Storage proceeding

Well it’s a public forum and that discussion that I linked has been there since 2014.
I am on mobile so I can’t easily search but IIRC David himself has said that once the network gets larger it will be difficult to create that kind of attack and I agree. It’s easy to envision a laughable scenario with 500 nodes, but with 10,000 nodes that also have to earn basic reputation by behaving well, that wouldn’t be easy.

At the same time, like I said on that linked comment, I don’t care if the attack is merely “possible”. If you need a backup, make a backup. Or post 2 or 3 copies.
Nobody designs storage (or anything else) to be unbreakable. There are costs to consider. Nobody should be required to pay for 28 copies of all chunks, just so that people with large files can get six nines.

Half-baked idea: vaults are filled with real data and those are checked, that’s how it works by default. Redundancy is not faked or demonstrated by vault - it has only 1 copy of those chunks that were entrusted to it. It doesn’t know jack about the rest and whether those other nodes/vaults are lying. That is performed by other node roles in SAFE. Each vault takes care of its own business.

3 Likes

Or better yet, use an error correction algorithm. Since chunks are self-validating (with their hash), these can be very efficient. It’s possible to create a parity file for an uploaded file with a size no larger than the largest chunk of the file (so max 1 MB) and use it to reconstruct any missing chunk, as long as no more than 1 chunk was lost.

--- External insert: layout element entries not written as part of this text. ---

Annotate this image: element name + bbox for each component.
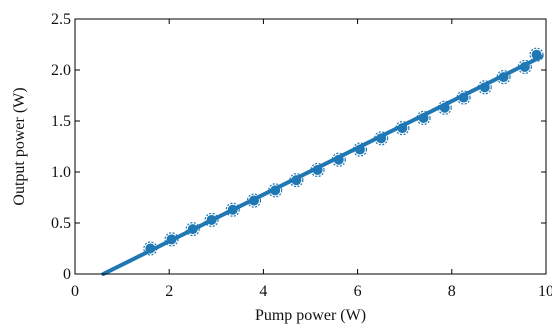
data-point: [354, 144, 365, 155]
data-point: [227, 204, 238, 215]
data-point: [498, 72, 509, 83]
data-point-outline: [143, 241, 158, 256]
data-point: [479, 82, 490, 93]
y-tick-label: 2.0: [51, 62, 71, 79]
data-point: [291, 175, 302, 186]
data-point-outline: [225, 202, 240, 217]
data-point-outline: [496, 70, 511, 85]
data-point: [519, 61, 530, 72]
data-point-outline: [331, 152, 346, 167]
plot-marks: [101, 47, 544, 276]
x-tick-label: 6: [354, 283, 362, 300]
data-point-outline: [289, 173, 304, 188]
data-point-outline: [456, 90, 471, 105]
data-point-outline: [268, 183, 283, 198]
x-tick-label: 8: [448, 283, 456, 300]
data-point: [312, 164, 323, 175]
y-tick-label: 2.5: [51, 11, 71, 28]
data-point: [333, 154, 344, 165]
y-axis-label: Output power (W): [11, 87, 28, 205]
data-point: [397, 123, 408, 134]
data-point-outline: [310, 162, 325, 178]
data-point-outline: [416, 110, 431, 126]
x-axis-label: Pump power (W): [255, 307, 366, 324]
data-point-outline: [164, 232, 179, 247]
x-tick-label: 4: [259, 283, 267, 300]
y-tick-label: 1.5: [51, 113, 71, 130]
data-point: [166, 234, 177, 245]
data-point: [187, 224, 198, 235]
data-point-outline: [185, 222, 200, 237]
data-point: [248, 195, 259, 206]
data-point: [458, 92, 469, 103]
data-point: [418, 112, 429, 123]
tick-labels: 0 2 4 6 8 10 0 0.5 1.0 1.5 2.0 2.5: [51, 11, 552, 300]
data-point: [206, 214, 217, 225]
x-tick-label: 0: [71, 283, 79, 300]
data-point-outline: [477, 80, 492, 95]
data-point: [439, 102, 450, 113]
data-point-outline: [246, 193, 262, 208]
y-tick-label: 1.0: [51, 164, 71, 181]
data-point-outline: [517, 59, 532, 75]
plot-frame: [74, 18, 547, 275]
x-tick-label: 10: [538, 283, 552, 300]
x-tick-label: 2: [165, 283, 173, 300]
data-point-outline: [204, 212, 219, 228]
data-point: [270, 185, 281, 196]
data-point: [376, 133, 387, 144]
axis-ticks: [74, 18, 547, 275]
data-point: [145, 243, 156, 254]
data-point-outline: [529, 47, 544, 62]
data-point-outline: [374, 131, 389, 146]
data-point-outline: [395, 121, 410, 136]
data-point-outline: [352, 142, 368, 157]
y-tick-label: 0: [63, 266, 71, 283]
y-tick-label: 0.5: [51, 215, 71, 232]
data-point-outline: [437, 100, 452, 115]
data-point: [531, 49, 542, 60]
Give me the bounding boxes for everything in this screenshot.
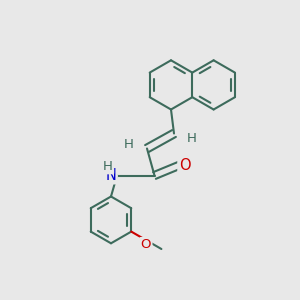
- Text: H: H: [187, 131, 197, 145]
- Text: H: H: [124, 137, 134, 151]
- Text: H: H: [187, 131, 197, 145]
- Text: H: H: [103, 160, 113, 173]
- Text: N: N: [106, 168, 116, 183]
- Text: O: O: [141, 238, 151, 251]
- Text: O: O: [179, 158, 190, 172]
- Text: H: H: [124, 137, 134, 151]
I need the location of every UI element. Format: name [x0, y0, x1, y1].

Simplified example of a file consisting of 5 chunks of 8 bits in size each:

chunk1: 10110011
chunk2: 01011001
chunk3: 10001011
chunk4: 00111100
chunk5: 11110010

Now we will look at each column of bits and write down 1 if there’s an uneven number of 1’s in that column, else we write down 0. The first column is:

1
0
1
0
1

There are three 1’s, an uneven number, so we write down 1 for this column. If we also do this for the other columns, we end up with this:

chunk1: 10110011
chunk2: 01011001
chunk3: 10001011
chunk4: 00111100
chunk5: 11110010
parity: 10101111

Now let’s imagine that chunk2 is lost due to an attack on the network:

chunk1: 10110011
chunk2: 
chunk3: 10001011
chunk4: 00111100
chunk5: 11110010
parity: 10101111

We can reconstruct chunk2’s data by looking again at the number of 1’s per column. If there’s an even number of 1’s, we enter a 0, else a 1. If we do this (humor me and don’t look back at the answer), we end up with 01011001, which is indeed chunk2’s data if we look back.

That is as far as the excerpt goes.